One Sunday evening, after all the dishes were washed and kids put to bed, she and I sat together on the old swayback couch my mother gave us as a wedding present and watched "The Ghost and Mrs. Muir" with Rex Harrison. At the end of the movie the ghost, the ship captain that had guided and bedeviled the widow Muir through most of her life, comes back one final time when she is old and ill, on her death bed. He gently lifts her up, and she is suddenly young and beautiful again -- and he leads her off into the shining heavens. That scene completely broke down all my normal reserve, because I felt so very strongly that that was what was going to happen to Amy and I -- I would come back for her through Death's veil and carry her pure and lovely spirit back Home to where our love would never wane or be twisted by earthly misunderstandings again. Amy had to get a roll of toilet paper for me to dry my eyes and blow my nose. I told her about my intuition, and she did not mock me or offer any contradictions -- just smiled so sweetly and gave me a peck on the cheek and then asked me to take out the garbage. Those are rare, rare moments in a man's life -- when he feels loved enough and safe enough to open his heart to his companion.

I recall a different time, much later, when I was on the beach in Thailand with Joom. The full tropical moon floated above us like a Loi Krathong lantern as we walked through the hissing surf, bits of driftwood and broken shells scrapping at our sandaled feet. We sat on an overturned palm trunk to eat sticky rice and sweet beans roasted in a bamboo tube, while I told her stories of the Moon -- how it was made of green cheese and that there was a Man in the Moon who watched over lovers and other crazy people. She told me the Thais thought the Moon was a giant rabbit. 

She was a lousy kisser, never putting much passion or effort into it -- so after we had locked lips for just a few seconds I pulled back to look into her bleary brown eyes. They were always bloodshot, she told me, because of her hard life as a young woman. She claimed that she gave birth to both her son and daughter while working in a rice paddy -- cutting the umbilical cord herself and stoically taking the child to her mother's house and then going back to work transplanting rice shoots. But then, almost every Thai woman I've ever known has said pretty much the same thing -- if true, those rice paddies should be littered with mewling newborns nine months out of the year.     

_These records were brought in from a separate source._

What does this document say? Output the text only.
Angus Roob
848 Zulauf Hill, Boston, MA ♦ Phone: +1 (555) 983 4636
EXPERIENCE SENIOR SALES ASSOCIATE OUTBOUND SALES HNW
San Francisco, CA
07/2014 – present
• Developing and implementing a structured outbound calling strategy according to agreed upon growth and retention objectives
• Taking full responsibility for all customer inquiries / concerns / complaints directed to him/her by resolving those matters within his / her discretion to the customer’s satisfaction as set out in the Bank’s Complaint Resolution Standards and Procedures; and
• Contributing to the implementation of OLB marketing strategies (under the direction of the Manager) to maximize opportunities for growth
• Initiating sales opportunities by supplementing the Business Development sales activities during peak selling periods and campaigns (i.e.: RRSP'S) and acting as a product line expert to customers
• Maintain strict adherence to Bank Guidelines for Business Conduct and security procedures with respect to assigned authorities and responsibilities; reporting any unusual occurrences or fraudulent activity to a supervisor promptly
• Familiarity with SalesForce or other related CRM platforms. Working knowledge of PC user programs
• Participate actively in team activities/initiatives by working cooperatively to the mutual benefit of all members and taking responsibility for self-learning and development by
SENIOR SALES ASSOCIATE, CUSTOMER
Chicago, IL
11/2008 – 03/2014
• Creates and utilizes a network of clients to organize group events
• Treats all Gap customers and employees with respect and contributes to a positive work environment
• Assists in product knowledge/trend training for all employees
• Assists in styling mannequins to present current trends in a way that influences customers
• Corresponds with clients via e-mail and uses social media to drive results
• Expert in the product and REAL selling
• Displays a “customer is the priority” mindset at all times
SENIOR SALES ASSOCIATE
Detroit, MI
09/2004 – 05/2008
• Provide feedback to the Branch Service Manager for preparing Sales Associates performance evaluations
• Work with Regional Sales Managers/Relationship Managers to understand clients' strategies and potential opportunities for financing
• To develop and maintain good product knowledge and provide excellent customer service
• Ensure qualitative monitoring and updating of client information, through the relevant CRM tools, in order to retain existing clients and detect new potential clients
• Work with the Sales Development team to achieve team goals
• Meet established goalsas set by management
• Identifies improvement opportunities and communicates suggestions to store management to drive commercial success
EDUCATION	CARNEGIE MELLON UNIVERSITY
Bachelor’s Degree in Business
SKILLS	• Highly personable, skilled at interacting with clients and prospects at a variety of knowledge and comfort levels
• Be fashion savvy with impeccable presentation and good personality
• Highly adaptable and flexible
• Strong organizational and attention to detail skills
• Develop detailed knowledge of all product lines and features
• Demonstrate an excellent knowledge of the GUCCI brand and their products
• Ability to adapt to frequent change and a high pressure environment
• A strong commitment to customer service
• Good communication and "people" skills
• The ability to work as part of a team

That night Joom's cloudy brown eyes held nothing but love and affection for me. I don't know what she saw in my eyes, but she curled herself around me and called me her Santa Claus. I could smell the stale coffee on her breath and feel the salt tang of the stiffening ocean breeze on the back of my neck. I was happy; Joom felt my happiness, which made her happy -- we sat on that palm trunk for hours, as the Moon drifted away and the ghost crabs came out to hunt for gobs of dead fish washed ashore. A moment of surpassing bliss whittled from time into a memory I'll forever cherish. 

Those are the kind of moments that I deeply miss and yearn for.  Thank the good Lord that writing about them like this has lifted my gloom appreciably; now maybe I'll eat the rest of my breakfast before tacking the Hungarian Goulash I have to bring to the Potluck this afternoon. 

I am a man that has both loved and been loved -- and for today at least that knowledge lifts my spirits more than any pellet of Valium or Vicodin can do.